Kaum ein Potsdamer wird sich heute noch an die Firma „Lindemann & Co“ erinnern können – und doch war sie einst sicher die bekannteste Anlaufstelle für alle, die sich neu einkleiden wollten. Dem Familienunternehmen gehörte das heutige Karstadt-Kaufhaus in der Brandenburger Straße. Bis hierhin ist die Geschichte noch recht einfach, nun beginnt sie jedoch kompliziert zu werden. Wer sich in Potsdam mit Bauten aus den Zeiten Friedrichs des Großen beschäftigen will, hat einige gut recherchierte Quellen zur Verfügung. Geht es jedoch um die jüngere Geschichte, bleibt so manches im Dunkeln und viele Quellen widersprechen sich. Es sei bereits vorab gewarnt: alles ließ sich nicht klären. Doch der Reihe nach…

Zwei Geschäfte in der Brandenburger Straße

Die Witwe Pohl (ihr verstorbener Gatte war Kürschner, verarbeitete also Tierfelle zu Pelzbekleidung) besaß im Jahre 1882 in einer der aufstrebenden Geschäftsstraßen Potsdams, der Brandenburger Straße, ein hübsches Typenhaus aus der Zeit des Soldatenkönigs. Es trägt bis heute die Hausnummer 54. Schon zu diesem Zeitpunkt befanden sich im Erdgeschoss des Hauses zwei Ladenlokale, die die Witwe an Kaufleute vermietete. An dieser Stelle beginnt die Geschichte um das große Warenhaus, wie wir es heute kennen.

Das erste Ladengeschäft war eine sogenannte „Manufakturwaaren-Handlung“ und gehörte einem Herrn F. Schwarz. Er verkaufte dort Meter- und Textilwaren, die nach der Maßangabe des Käufers geschnitten wurden. Er hatte sein Geschäft bereits fünf Jahre zuvor, am 10. Mai 1877, gegründet.1 Seine Nachbarin war Frau Magda Hirsch, die hier ein „Wollen-, Tricotagen und Posamentier-Geschäft“ betrieb und zwar seit 18792. Magda Hirsch wiederum war eine geborene Schwarz, was auf eine verwandtschaftliche Beziehung beider Familien hindeutet.
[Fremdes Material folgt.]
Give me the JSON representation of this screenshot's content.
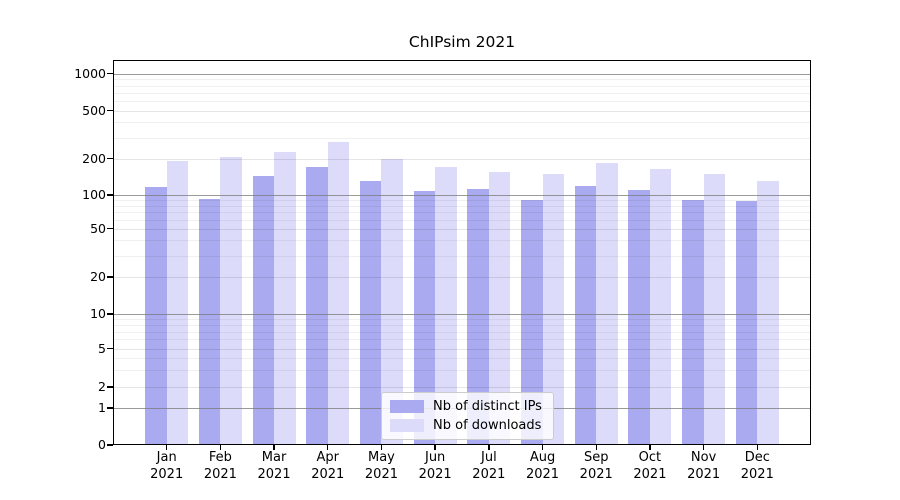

Interessant ist, dass aus beiden Läden in späteren Jahren die beiden größten Kaufhäuser der Stadt entstehen würden – das Kaufhaus Hirsch und und das bereits erwähnte Kaufhaus Lindemann & Co.3

Die Geschichte des Kaufhauses Hirsch (heute Intersport und Kaisers sowie ehemaliger Kaufhausbau in der Jägerstraße 25) wurde im Jahre 2000 recht ausführlich von Schülerinnen und Schülern des Voltaire-Gymnasiums untersucht und publiziert4. Zum Warenhaus Lindemann ist offenbar bisher keine Publikation erschienen. Ein paar Eckdaten sollen hier nun jedoch aufgezeigt werden.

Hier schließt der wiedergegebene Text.